= Floc (biofilm) =

Type of microbial aggregate suspension

Two strains of Zoogloea resiniphila. The tube on the left shows typical floc formations in an otherwise clear culture of a bacterium, Zoogloea resiniphila, isolated from an activated sludge wastewater treatment reactor. In the tube on the right, planktonic growth by a floc-impaired mutant results in a turbid appearance.

A floc is a type of microbial aggregate that may be contrasted with biofilms and granules, or else considered a specialized type of biofilm. Flocs appear as cloudy suspensions of cells floating in water, rather than attached to and growing on a surface like most biofilms. The floc typically is held together by a matrix of extracellular polymeric substance (EPS), which may contain variable amounts of polysaccharide, protein, and other biopolymers. The formation and the properties of flocs may affect the performance of industrial water treatment bioreactors such as activated sludge systems where the flocs form a sludge blanket.

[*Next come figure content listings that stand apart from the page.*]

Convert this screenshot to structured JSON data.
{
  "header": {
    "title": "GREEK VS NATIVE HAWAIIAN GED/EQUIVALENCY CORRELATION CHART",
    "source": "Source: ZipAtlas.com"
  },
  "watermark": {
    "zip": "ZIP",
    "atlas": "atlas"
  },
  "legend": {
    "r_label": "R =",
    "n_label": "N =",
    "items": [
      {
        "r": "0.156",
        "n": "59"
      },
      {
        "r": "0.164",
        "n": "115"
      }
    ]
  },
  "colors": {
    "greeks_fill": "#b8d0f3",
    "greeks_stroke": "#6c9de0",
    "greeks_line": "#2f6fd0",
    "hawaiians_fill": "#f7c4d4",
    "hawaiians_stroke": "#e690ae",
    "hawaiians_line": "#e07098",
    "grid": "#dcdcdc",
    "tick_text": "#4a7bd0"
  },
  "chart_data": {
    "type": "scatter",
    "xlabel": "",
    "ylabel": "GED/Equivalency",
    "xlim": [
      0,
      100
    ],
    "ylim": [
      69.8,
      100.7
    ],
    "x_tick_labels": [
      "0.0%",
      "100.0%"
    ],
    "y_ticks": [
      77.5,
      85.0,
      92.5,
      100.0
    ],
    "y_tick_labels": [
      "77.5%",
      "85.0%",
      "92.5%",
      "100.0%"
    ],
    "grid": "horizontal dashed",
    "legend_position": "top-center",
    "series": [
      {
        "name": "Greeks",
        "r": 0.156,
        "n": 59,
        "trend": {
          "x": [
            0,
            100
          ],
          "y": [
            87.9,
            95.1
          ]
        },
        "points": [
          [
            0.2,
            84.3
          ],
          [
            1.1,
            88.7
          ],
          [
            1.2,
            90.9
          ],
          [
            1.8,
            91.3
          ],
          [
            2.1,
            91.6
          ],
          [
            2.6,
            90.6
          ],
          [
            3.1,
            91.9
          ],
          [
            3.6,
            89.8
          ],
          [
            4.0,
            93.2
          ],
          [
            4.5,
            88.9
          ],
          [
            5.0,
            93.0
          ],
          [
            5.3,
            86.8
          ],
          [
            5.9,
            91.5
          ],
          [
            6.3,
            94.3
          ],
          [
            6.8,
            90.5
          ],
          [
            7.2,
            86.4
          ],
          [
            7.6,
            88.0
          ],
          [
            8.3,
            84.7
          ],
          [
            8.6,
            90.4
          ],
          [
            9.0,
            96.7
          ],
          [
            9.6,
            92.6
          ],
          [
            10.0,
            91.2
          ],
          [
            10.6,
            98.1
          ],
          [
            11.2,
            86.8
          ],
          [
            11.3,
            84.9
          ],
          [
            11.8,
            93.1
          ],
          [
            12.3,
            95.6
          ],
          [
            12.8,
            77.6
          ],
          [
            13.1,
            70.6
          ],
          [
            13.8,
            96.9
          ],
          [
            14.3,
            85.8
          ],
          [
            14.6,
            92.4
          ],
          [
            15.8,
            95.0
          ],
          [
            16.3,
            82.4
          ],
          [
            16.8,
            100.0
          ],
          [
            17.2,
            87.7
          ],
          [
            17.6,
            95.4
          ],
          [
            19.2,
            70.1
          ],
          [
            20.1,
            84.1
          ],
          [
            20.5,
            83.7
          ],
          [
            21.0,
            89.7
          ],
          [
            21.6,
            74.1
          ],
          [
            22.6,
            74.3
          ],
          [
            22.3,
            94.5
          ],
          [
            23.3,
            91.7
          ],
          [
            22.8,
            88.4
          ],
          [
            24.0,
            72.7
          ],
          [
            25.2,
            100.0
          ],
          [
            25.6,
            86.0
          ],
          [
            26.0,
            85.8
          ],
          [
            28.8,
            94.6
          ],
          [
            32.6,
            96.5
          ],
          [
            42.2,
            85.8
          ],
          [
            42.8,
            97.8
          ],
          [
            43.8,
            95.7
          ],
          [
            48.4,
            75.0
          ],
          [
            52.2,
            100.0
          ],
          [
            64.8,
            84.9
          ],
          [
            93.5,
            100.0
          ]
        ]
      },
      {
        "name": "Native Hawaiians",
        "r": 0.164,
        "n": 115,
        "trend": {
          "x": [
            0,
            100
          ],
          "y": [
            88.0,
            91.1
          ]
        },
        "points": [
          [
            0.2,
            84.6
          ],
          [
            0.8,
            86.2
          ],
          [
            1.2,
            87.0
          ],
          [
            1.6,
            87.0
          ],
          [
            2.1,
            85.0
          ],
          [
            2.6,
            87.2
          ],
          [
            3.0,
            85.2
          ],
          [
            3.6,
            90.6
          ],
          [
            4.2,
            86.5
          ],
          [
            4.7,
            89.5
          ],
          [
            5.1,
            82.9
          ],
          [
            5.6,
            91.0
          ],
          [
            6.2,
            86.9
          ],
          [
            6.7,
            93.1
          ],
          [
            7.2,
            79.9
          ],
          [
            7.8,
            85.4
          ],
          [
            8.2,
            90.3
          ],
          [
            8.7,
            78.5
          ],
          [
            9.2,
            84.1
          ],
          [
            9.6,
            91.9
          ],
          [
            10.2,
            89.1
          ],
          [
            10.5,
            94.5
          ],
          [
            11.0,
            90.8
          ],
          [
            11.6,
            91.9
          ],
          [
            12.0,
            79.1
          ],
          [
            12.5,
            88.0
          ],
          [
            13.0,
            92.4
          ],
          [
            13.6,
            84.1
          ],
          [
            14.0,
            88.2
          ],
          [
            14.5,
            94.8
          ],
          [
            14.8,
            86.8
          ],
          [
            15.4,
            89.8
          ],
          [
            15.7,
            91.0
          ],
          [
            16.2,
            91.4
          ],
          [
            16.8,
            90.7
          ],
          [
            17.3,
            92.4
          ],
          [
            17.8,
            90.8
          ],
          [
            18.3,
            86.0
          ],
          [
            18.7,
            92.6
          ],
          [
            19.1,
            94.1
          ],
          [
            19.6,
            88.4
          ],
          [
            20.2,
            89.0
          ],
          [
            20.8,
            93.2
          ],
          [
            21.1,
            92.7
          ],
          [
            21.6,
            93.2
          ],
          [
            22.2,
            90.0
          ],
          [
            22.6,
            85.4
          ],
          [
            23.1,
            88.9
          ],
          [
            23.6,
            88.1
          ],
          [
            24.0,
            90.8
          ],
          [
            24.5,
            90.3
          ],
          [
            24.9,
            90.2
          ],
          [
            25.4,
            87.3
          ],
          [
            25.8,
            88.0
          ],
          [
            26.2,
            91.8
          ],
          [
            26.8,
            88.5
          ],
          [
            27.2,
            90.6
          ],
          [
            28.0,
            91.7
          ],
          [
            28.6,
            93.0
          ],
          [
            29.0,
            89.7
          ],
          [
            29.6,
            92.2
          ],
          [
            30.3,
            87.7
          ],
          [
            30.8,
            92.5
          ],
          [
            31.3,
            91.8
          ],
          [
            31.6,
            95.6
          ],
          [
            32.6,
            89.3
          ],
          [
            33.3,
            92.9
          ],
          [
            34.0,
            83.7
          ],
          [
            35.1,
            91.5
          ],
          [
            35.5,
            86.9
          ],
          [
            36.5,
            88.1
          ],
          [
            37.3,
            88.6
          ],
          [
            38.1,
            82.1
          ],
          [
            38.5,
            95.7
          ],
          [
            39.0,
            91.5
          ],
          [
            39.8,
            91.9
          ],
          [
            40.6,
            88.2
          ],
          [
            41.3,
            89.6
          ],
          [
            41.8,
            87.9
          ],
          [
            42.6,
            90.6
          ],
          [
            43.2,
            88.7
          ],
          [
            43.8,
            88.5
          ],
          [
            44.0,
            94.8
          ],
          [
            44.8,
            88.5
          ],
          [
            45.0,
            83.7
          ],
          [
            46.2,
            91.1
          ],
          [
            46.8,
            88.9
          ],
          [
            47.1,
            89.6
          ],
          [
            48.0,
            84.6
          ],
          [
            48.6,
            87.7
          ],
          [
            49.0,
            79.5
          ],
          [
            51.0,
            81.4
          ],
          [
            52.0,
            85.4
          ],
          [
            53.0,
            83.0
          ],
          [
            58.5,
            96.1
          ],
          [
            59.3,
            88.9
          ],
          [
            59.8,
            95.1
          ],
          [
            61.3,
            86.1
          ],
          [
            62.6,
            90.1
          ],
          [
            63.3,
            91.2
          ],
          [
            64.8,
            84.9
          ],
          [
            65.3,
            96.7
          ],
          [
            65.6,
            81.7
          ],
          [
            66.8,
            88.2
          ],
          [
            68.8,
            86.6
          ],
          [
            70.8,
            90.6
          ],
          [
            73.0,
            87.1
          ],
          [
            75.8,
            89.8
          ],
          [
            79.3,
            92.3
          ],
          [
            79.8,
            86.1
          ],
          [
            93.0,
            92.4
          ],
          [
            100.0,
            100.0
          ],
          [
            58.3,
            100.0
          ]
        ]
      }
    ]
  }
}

Floc formation may benefit the constituent microorganisms in a number of ways, including protection from pH stress, resistance to predation, manipulation of microenvironments, and facilitation of mutualistic relationships in mixed microbial communities.

In general, the mechanisms by which flocculating microbial aggregates hold together are poorly understood. However, work on the activated sludge bacterium Zoogloea resiniphila has shown that PEP-CTERM proteins must be expressed for flocs to form; in their absence, growth is planktonic, even though exopolysaccharide is produced.